Di dunia ini Tuhan menciptakan makhluk hidup dengan beragam macam bentuk, jenis kelamin, gender, dan sebagainya. 

Penciptaan itu tentunya ada alasannya yaitu agar kita sesama makhluk hidup mengerti bagaimana nilai masing-masing individu dalam dunia ini. 

Contohnya dalam ragam manusia, diciptakanlah gender dan jenis kelamin laki-laki dan perempuan agar mereka bisa belajar akan hal tersebut.

Selain itu dengan adanya perbedaan yang ada, Tuhan juga memberi perasaan dan akal agar antara manusia ini bisa saling berkomunikasi dan merasakan perasaan seperti cinta, persaudaraan, kekeluargaan, dan sejenisnya. 

Namun tentunya dengan adanya perkembangan zaman, adanya manusia di bumi ini akan mengalami revolusi seperti dalam bidang ekonomi, sosial budaya, politik, dan bahkan struktur masyarakatnya.

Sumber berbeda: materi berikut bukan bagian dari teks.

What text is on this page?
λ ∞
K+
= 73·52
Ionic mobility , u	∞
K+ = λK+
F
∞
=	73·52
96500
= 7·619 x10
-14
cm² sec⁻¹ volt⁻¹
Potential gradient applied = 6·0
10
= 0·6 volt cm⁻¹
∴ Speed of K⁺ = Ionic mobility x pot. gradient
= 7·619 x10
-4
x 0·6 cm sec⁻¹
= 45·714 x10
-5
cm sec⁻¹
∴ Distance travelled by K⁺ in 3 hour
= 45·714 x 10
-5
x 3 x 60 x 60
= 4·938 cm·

Perubahan beberapa bidang kehidupan manusia tersebut tentunya akan terjadi di seluruh belahan dunia, tidak terkecuali Jepang dan Indonesia yang menjadi lingkup pembahasan pada artikel ini. 

Di Jepang sendiri memiliki istilah dalam hubungan laki-laki dan perempuan dalam masyarakat yaitu 'Danjyo Kankei'. 

Sedangkan di Indonesia sendiri istilah khusus dari hal tersebut belum ada. Dan tentunya kita akan tahu bahwa setiap negara akan memiliki perbedaan perubahan konsep masyarakat yang dianut. 

Mungkin seperti yang awalnya patriarki menjadi matrilineal, matrilineal menjadi patriarki, atau bahkan sudah menerapkan konsep kesetaraan gender. 

Maka dari itu di artikel ini akan menjelaskan dengan ringkas bagaimana perubahan hubungan laki-laki dan perempuan di Jepang (Danjyo Kankei) dari masa ke masa. Lalu, apa perbedaannya dengan di Indonesia?

Dilihat dari sisi sejarahnya, hubungan antara laki-laki dan perempuan di Jepang mengalami perubahan seiring berjalannya sistem dominasi sosial dan juga seberapa besar pengaruh peran perempuan dalam masyarakat tersebut. 

Di zaman dahulu, Jepang menganut konsep matrilineal di dalam masyarakatnya. Konsep ini adalah dimana perempuan memiliki hak atas properti keluarga dan tidak sedikit juga perempuan yang diangkat sebagai pemimpin. 

Pada zaman itu laki-laki dan perempuan terlihat setara dalam segala bidang kehidupan, mulai dari sosial, politik, dan perekonomian kehidupan sehari-hari.

Hal yang cukup mengejutkan adalah masih banyaknya masyarakat Jepang yang menyetarakan perempuan dan laki-laki meskipun zaman berganti ke zaman Nara dan Heian yang notabenenya sudah didominasi laki-laki. 

Namun di lingkungan kerajaan, para laki-laki dianggap mempunyai kuasa besar atas perempuan. Karena hal tersebut, di akhir zaman Heian hak suksesi pada perempuan mulai melemah dan semua kekuasaan lebih diarahkan kepada laki-laki khususnya dalam bidang ekonomi.

Lalu di zaman Kamakura dan Muromachi, dalam masyarakat Jepang mulai berkembang sistem Ie. Ie sudah digunakan sebagai istilah sehari-hari dalam sejarah jepang. 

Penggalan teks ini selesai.